The British remake of Drive director Nicolas Winding Refn's Pusher, which has just received its world premiere in Edinburgh, shares the same relentless narrative tempo that made the 1996 original so distinctive.
The characters and milieu are familiar from dozens of other seedy, low-budget British gangster films but we very quickly begin to identify with small-time drug dealer Frank (Richard Coyle) as he blunders round London, desperately trying to pay off a £55,000 debt.
Spanish-born director Luis Prieto isn't embarrassed at all about using all the genre clichés: pounding music, sweaty close-ups, fights in strobe-lit nightclubs, chases, shots of rubbish-strewn London streets. The screenplay doesn't entirely hang together. The machismo and posturing dialogue sometimes grate. However, what the film does have is ferocious drive and some very vividly drawn characters.
In a slightly ambiguous, strangely written role as Flo, an erotic dancer, drug dealer and all round siren, fashion model Agyness Deyn brings an unlikely glamour to proceedings. The producers are reportedly contemplating a spin-off film in which she would be the main protagonist. Here, Deyn (also shortly to be seen in Terence Davies's Sunset Song) isn't on screen much and her character's motivation is hard to surmise but she has real presence.

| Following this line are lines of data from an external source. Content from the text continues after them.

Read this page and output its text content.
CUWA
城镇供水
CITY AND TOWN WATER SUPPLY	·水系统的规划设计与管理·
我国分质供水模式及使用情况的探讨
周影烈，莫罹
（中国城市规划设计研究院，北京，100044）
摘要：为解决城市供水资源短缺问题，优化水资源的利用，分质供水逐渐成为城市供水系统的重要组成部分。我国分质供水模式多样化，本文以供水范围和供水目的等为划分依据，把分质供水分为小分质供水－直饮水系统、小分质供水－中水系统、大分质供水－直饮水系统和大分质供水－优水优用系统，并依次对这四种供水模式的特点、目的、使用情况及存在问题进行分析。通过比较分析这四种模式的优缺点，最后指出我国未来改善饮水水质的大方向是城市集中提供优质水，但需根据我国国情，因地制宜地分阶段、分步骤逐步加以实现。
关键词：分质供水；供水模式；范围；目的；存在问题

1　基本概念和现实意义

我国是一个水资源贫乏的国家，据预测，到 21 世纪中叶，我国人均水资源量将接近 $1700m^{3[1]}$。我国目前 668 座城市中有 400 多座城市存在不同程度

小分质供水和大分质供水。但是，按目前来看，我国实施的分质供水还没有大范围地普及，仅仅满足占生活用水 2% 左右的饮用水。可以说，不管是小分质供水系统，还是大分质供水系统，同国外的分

The producers (who include Refn) were also sensible to cast the wonderful Zlatko Buric (who appeared in the original as well as in Stephen Frears' Dirty Pretty Things) as the tall, genial Milo, the man to whom Frank owes the money. Milo isn't the typical heavy. He has a sweet tooth and is constantly trying to feed Frank pastry. He likes Frank but (as is the immutable law in gangster films like this), he puts money before friendship and is quite prepared to break his friend's kneecaps if he's not repaid in full.

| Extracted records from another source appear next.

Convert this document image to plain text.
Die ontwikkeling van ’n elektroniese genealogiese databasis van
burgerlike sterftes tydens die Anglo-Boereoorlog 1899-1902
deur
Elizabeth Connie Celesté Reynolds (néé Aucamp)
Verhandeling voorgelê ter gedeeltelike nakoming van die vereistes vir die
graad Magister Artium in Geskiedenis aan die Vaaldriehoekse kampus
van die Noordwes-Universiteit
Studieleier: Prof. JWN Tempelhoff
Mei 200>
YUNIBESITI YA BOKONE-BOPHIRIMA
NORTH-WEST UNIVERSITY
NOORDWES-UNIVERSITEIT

The Pusher premise is similar to that of Frank Capra's It's a Wonderful Life. The difference here is that there's no Clarence the angel to help out Frank. He's sleazy and violent. We see him brutally beat up his "gobby" friend Tony (Bronson Webb). When he needs money, he'll beg from his mother or extort it. Nonetheless, you can't help but root for him as he tries desperately to clamber out of a very big hole. "I didn't do anything wrong," he laments at one stage as his life falls apart. Just as in the original film, the fates are against him and there is little he can do to avoid his own damnation.